About the Summarize Tool
The Summarize Tool enables you to perform various summary calculations and aggregations on your data, making it easier to analyze and understand large datasets. It provides options for grouping, sorting, window aggregations, and more, helping you gain insights from your data in a structured way.
Configuration Options
1. Group By
Use the Group By section to group your data before applying aggregations. Click the + button to add a field to group by. To remove a field, click the trash can icon next to it.
2. Window Sort
In the Window Sort section, you can add sorting rules for your grouped data. Select a field to sort by, and use the ascending/descending icons to set the order. Click the X button to remove a sort configuration.
3. Window Aggregations
Enable Window Aggregations if you need calculations over a specific window or subset within your data. Define the window using the From and To options:
From:
First Row: Includes all rows from the start of the partition.

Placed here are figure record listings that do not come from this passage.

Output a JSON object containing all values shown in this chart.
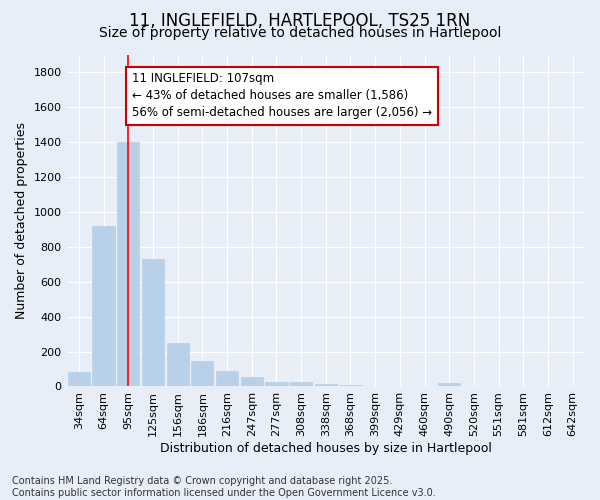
{
  "title_line1": "11, INGLEFIELD, HARTLEPOOL, TS25 1RN",
  "title_line2": "Size of property relative to detached houses in Hartlepool",
  "xlabel": "Distribution of detached houses by size in Hartlepool",
  "ylabel": "Number of detached properties",
  "categories": [
    "34sqm",
    "64sqm",
    "95sqm",
    "125sqm",
    "156sqm",
    "186sqm",
    "216sqm",
    "247sqm",
    "277sqm",
    "308sqm",
    "338sqm",
    "368sqm",
    "399sqm",
    "429sqm",
    "460sqm",
    "490sqm",
    "520sqm",
    "551sqm",
    "581sqm",
    "612sqm",
    "642sqm"
  ],
  "values": [
    85,
    920,
    1400,
    730,
    250,
    145,
    90,
    53,
    28,
    28,
    13,
    8,
    3,
    0,
    0,
    18,
    0,
    0,
    0,
    0,
    0
  ],
  "bar_color": "#b8d0e8",
  "bar_edge_color": "#b8d0e8",
  "red_line_x": 2,
  "ylim": [
    0,
    1900
  ],
  "yticks": [
    0,
    200,
    400,
    600,
    800,
    1000,
    1200,
    1400,
    1600,
    1800
  ],
  "annotation_text": "11 INGLEFIELD: 107sqm\n← 43% of detached houses are smaller (1,586)\n56% of semi-detached houses are larger (2,056) →",
  "annotation_box_facecolor": "#ffffff",
  "annotation_box_edgecolor": "#cc0000",
  "footnote": "Contains HM Land Registry data © Crown copyright and database right 2025.\nContains public sector information licensed under the Open Government Licence v3.0.",
  "background_color": "#e8eef8",
  "grid_color": "#ffffff",
  "title_fontsize": 12,
  "subtitle_fontsize": 10,
  "tick_fontsize": 8,
  "ylabel_fontsize": 9,
  "xlabel_fontsize": 9,
  "annotation_fontsize": 8.5,
  "footnote_fontsize": 7
}
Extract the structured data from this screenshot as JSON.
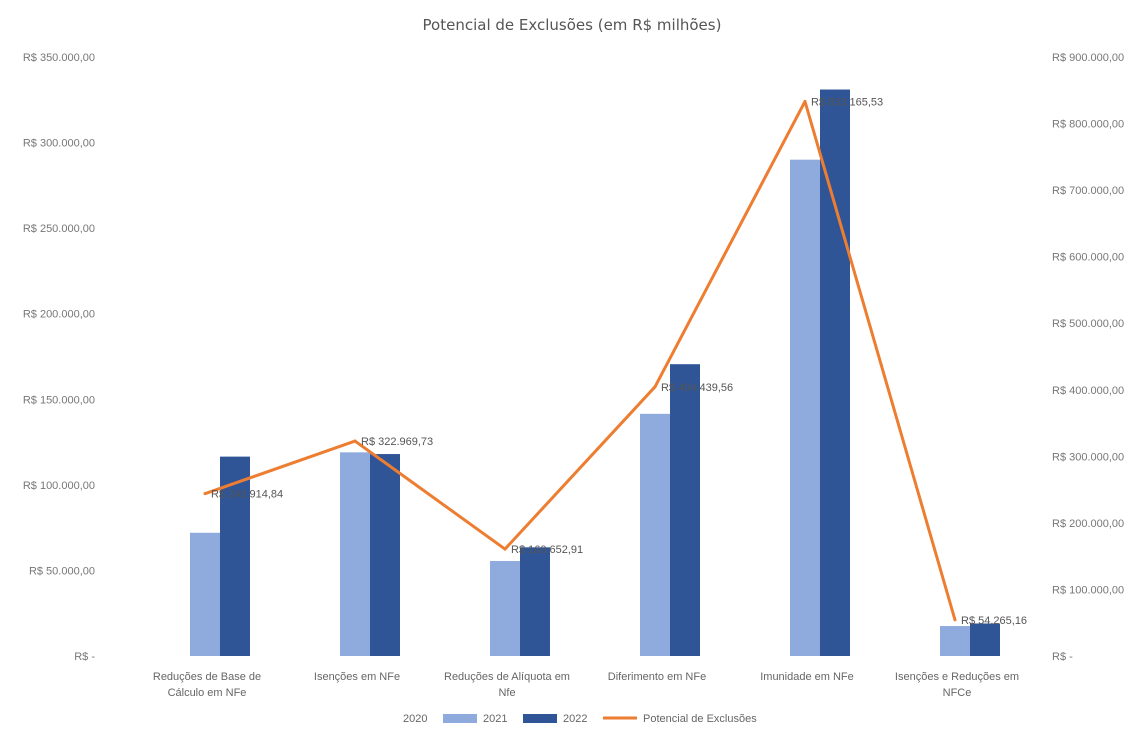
{
  "chart_data": {
    "type": "bar",
    "title": "Potencial de Exclusões (em R$ milhões)",
    "categories": [
      [
        "Reduções de Base de",
        "Cálculo em NFe"
      ],
      [
        "Isenções em NFe"
      ],
      [
        "Reduções de Alíquota em",
        "Nfe"
      ],
      [
        "Diferimento em NFe"
      ],
      [
        "Imunidade em NFe"
      ],
      [
        "Isenções e Reduções em",
        "NFCe"
      ]
    ],
    "series": [
      {
        "name": "2020",
        "type": "bar",
        "axis": "left",
        "color": "#a5b4d6",
        "values": [
          0,
          0,
          0,
          0,
          0,
          0
        ]
      },
      {
        "name": "2021",
        "type": "bar",
        "axis": "left",
        "color": "#8faadc",
        "values": [
          72000,
          119000,
          55500,
          141500,
          290000,
          17500
        ]
      },
      {
        "name": "2022",
        "type": "bar",
        "axis": "left",
        "color": "#2f5597",
        "values": [
          116500,
          118000,
          63500,
          170500,
          331000,
          19000
        ]
      },
      {
        "name": "Potencial de Exclusões",
        "type": "line",
        "axis": "right",
        "color": "#ed7d31",
        "values": [
          243914.84,
          322969.73,
          160652.91,
          404439.56,
          833165.53,
          54265.16
        ]
      }
    ],
    "data_labels": [
      "R$ 243.914,84",
      "R$ 322.969,73",
      "R$ 160.652,91",
      "R$ 404.439,56",
      "R$ 833.165,53",
      "R$ 54.265,16"
    ],
    "y_left": {
      "ylim": [
        0,
        350000
      ],
      "ticks": [
        "R$ -",
        "R$ 50.000,00",
        "R$ 100.000,00",
        "R$ 150.000,00",
        "R$ 200.000,00",
        "R$ 250.000,00",
        "R$ 300.000,00",
        "R$ 350.000,00"
      ]
    },
    "y_right": {
      "ylim": [
        0,
        900000
      ],
      "ticks": [
        "R$ -",
        "R$ 100.000,00",
        "R$ 200.000,00",
        "R$ 300.000,00",
        "R$ 400.000,00",
        "R$ 500.000,00",
        "R$ 600.000,00",
        "R$ 700.000,00",
        "R$ 800.000,00",
        "R$ 900.000,00"
      ]
    },
    "grid": false,
    "legend": "bottom"
  }
}
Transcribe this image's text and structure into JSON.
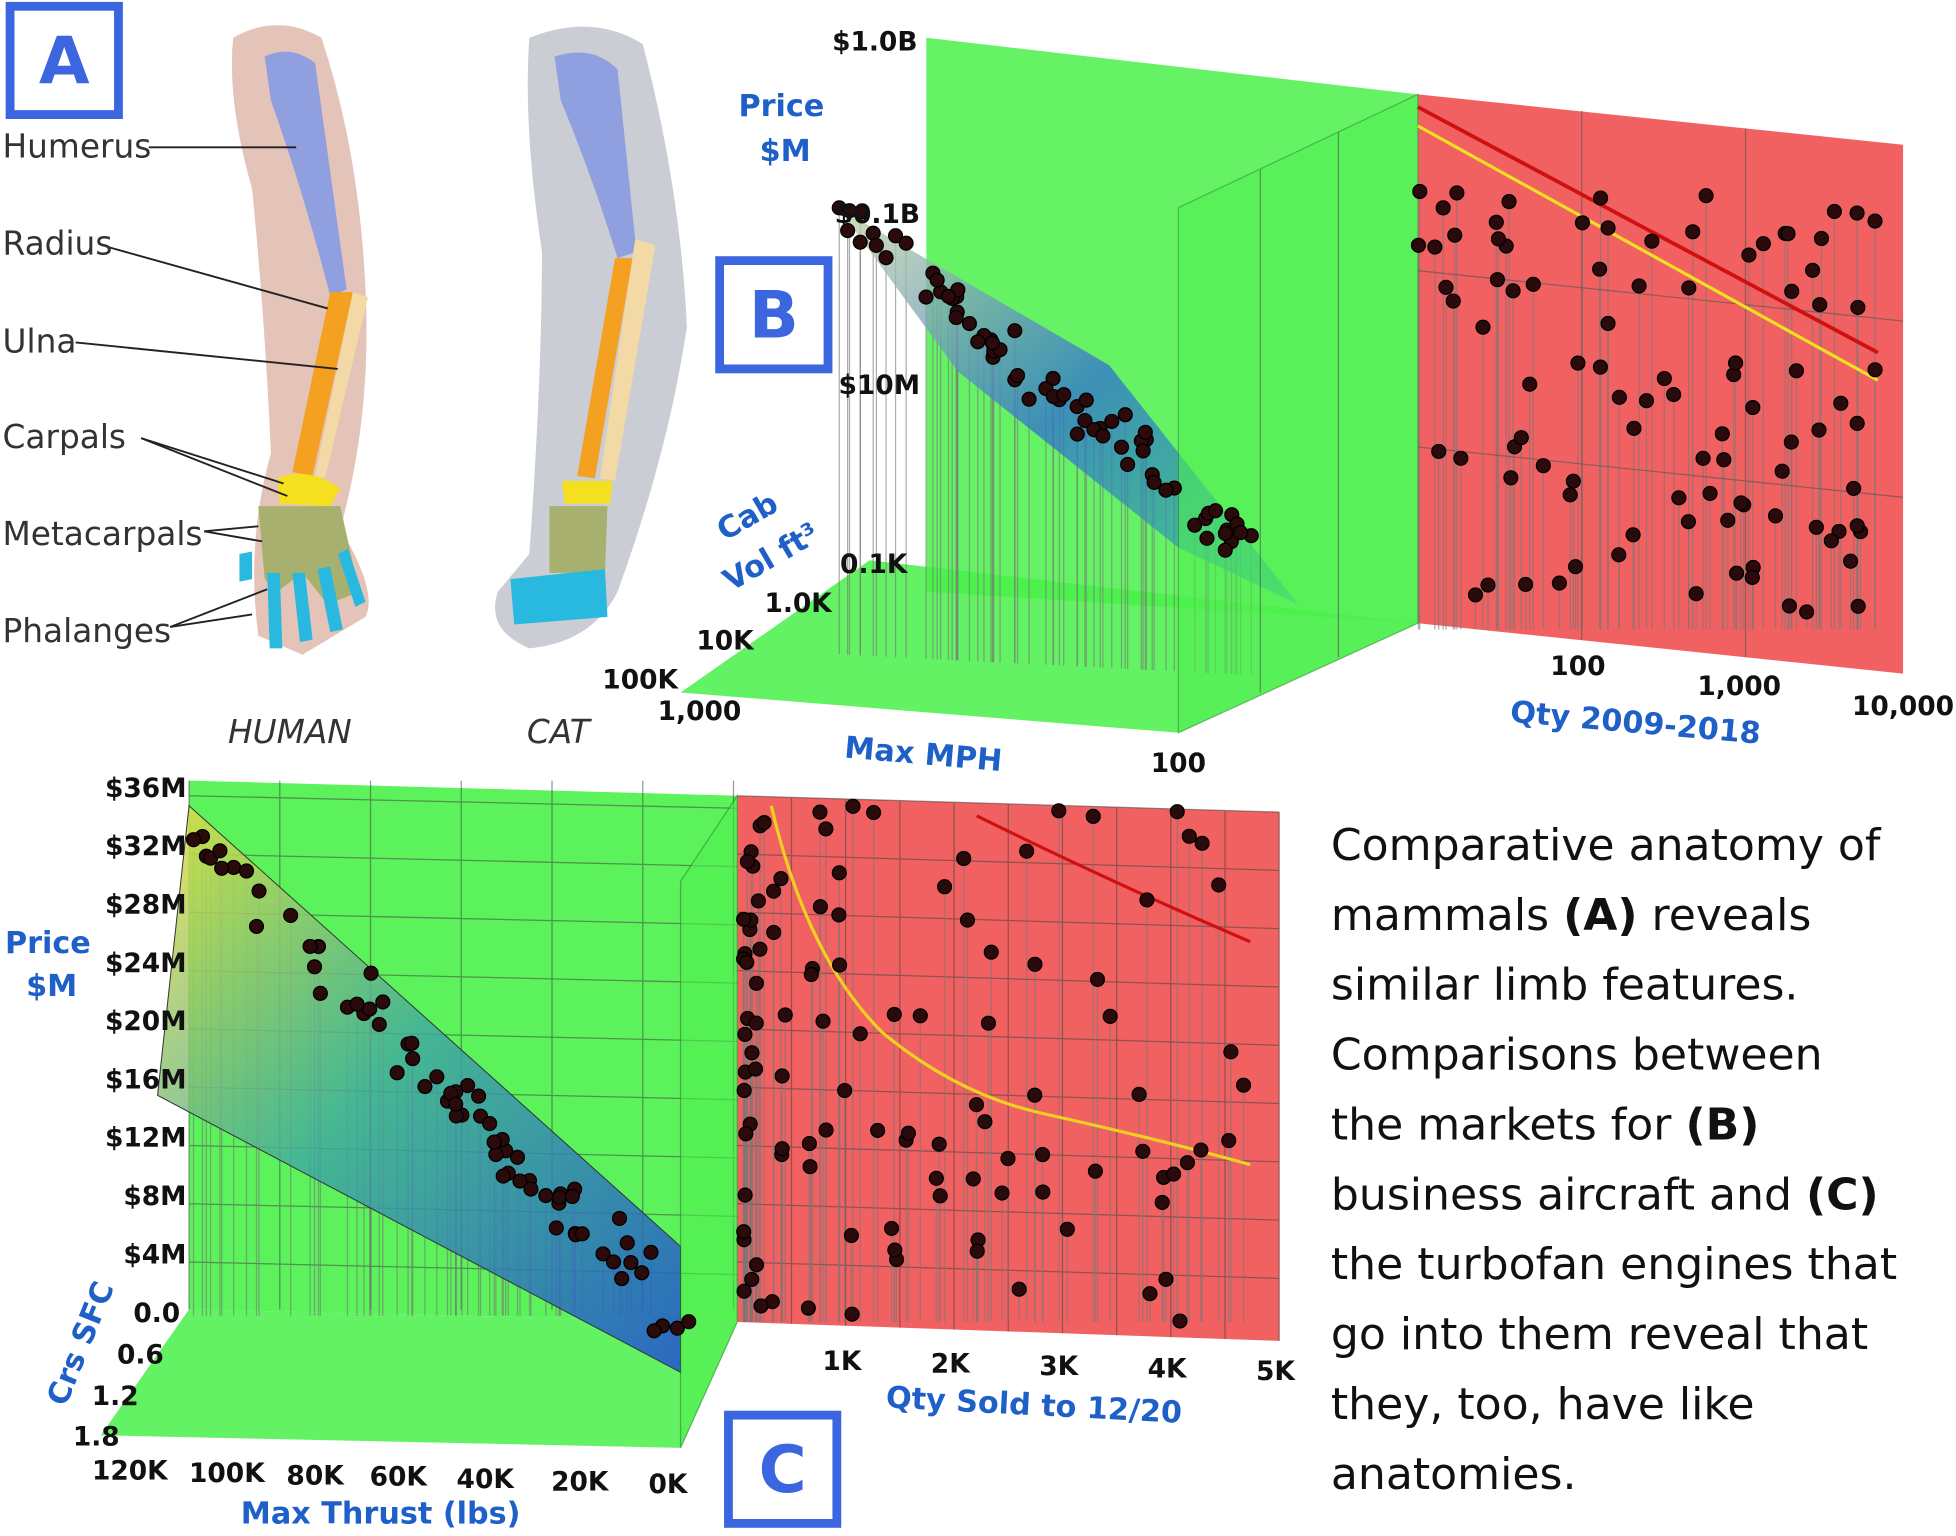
{
  "panel_labels": {
    "a": "A",
    "b": "B",
    "c": "C"
  },
  "anatomy": {
    "labels": [
      "Humerus",
      "Radius",
      "Ulna",
      "Carpals",
      "Metacarpals",
      "Phalanges"
    ],
    "species": [
      "HUMAN",
      "CAT"
    ]
  },
  "chart_b": {
    "y_title": [
      "Price",
      "$M"
    ],
    "y_ticks": [
      "$1.0B",
      "$0.1B",
      "$10M"
    ],
    "z_title": [
      "Cab",
      "Vol ft³"
    ],
    "z_ticks": [
      "0.1K",
      "1.0K",
      "10K",
      "100K"
    ],
    "x_title": "Max MPH",
    "x_ticks": [
      "1,000",
      "100"
    ],
    "qty_title": "Qty 2009-2018",
    "qty_ticks": [
      "100",
      "1,000",
      "10,000"
    ]
  },
  "chart_c": {
    "y_title": [
      "Price",
      "$M"
    ],
    "y_ticks": [
      "$36M",
      "$32M",
      "$28M",
      "$24M",
      "$20M",
      "$16M",
      "$12M",
      "$8M",
      "$4M"
    ],
    "z_title": "Crs SFC",
    "z_ticks": [
      "0.0",
      "0.6",
      "1.2",
      "1.8"
    ],
    "x_title": "Max Thrust (lbs)",
    "x_ticks": [
      "120K",
      "100K",
      "80K",
      "60K",
      "40K",
      "20K",
      "0K"
    ],
    "qty_title": "Qty Sold to 12/20",
    "qty_ticks": [
      "1K",
      "2K",
      "3K",
      "4K",
      "5K"
    ]
  },
  "caption": {
    "lines": [
      [
        {
          "t": "Comparative anatomy of"
        }
      ],
      [
        {
          "t": "mammals "
        },
        {
          "b": "(A)"
        },
        {
          "t": " reveals"
        }
      ],
      [
        {
          "t": "similar limb features."
        }
      ],
      [
        {
          "t": "Comparisons between"
        }
      ],
      [
        {
          "t": "the markets for "
        },
        {
          "b": "(B)"
        }
      ],
      [
        {
          "t": "business aircraft and "
        },
        {
          "b": "(C)"
        }
      ],
      [
        {
          "t": "the turbofan engines that"
        }
      ],
      [
        {
          "t": "go into them reveal that"
        }
      ],
      [
        {
          "t": "they, too, have like"
        }
      ],
      [
        {
          "t": "anatomies."
        }
      ]
    ]
  }
}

Current Row: Refers only to the current row.
Row Above: Includes a specified number of rows above the current row.
Row Below: Includes a specified number of rows below the current row.
Last Row: Includes all rows to the end of the partition.
4. Aggregations
To add a calculation or aggregation:
Click the + button under Aggregations.
Choose a field or use an expression from the Argument dropdown.
Select an aggregation function suitable for your data type (e.g., SUM, COUNT, AVG) and assign a new field name if desired.
To add additional aggregations, click the + button again and repeat the configuration.
To remove an aggregation, use the trash can icon next to the aggregation.
Aggregation Functions
Aggregation Function | Description |
COUNT | Returns the total number of rows in a group or table. |
COUNT DISTINCT | Returns the number of unique values within a column or set of columns. |
MIN | Finds the minimum value in a column. |
MAX | Finds the maximum value in a column. |
AVG | Calculates the average value for numeric columns. |
SUM | Adds up all numeric values in a column. |
STDDEV | Returns the standard deviation of numeric values. |
VAR | Calculates the variance of numeric values. |
MEDIAN | Finds the middle value in an ordered numeric column; averages if even. |
CONCAT | Concatenates multiple strings together. |
CONCAT DISTINCT | Concatenates unique string values. |
FIRST | Retrieves the first value in a column. |
LAST | Retrieves the last value in a column. |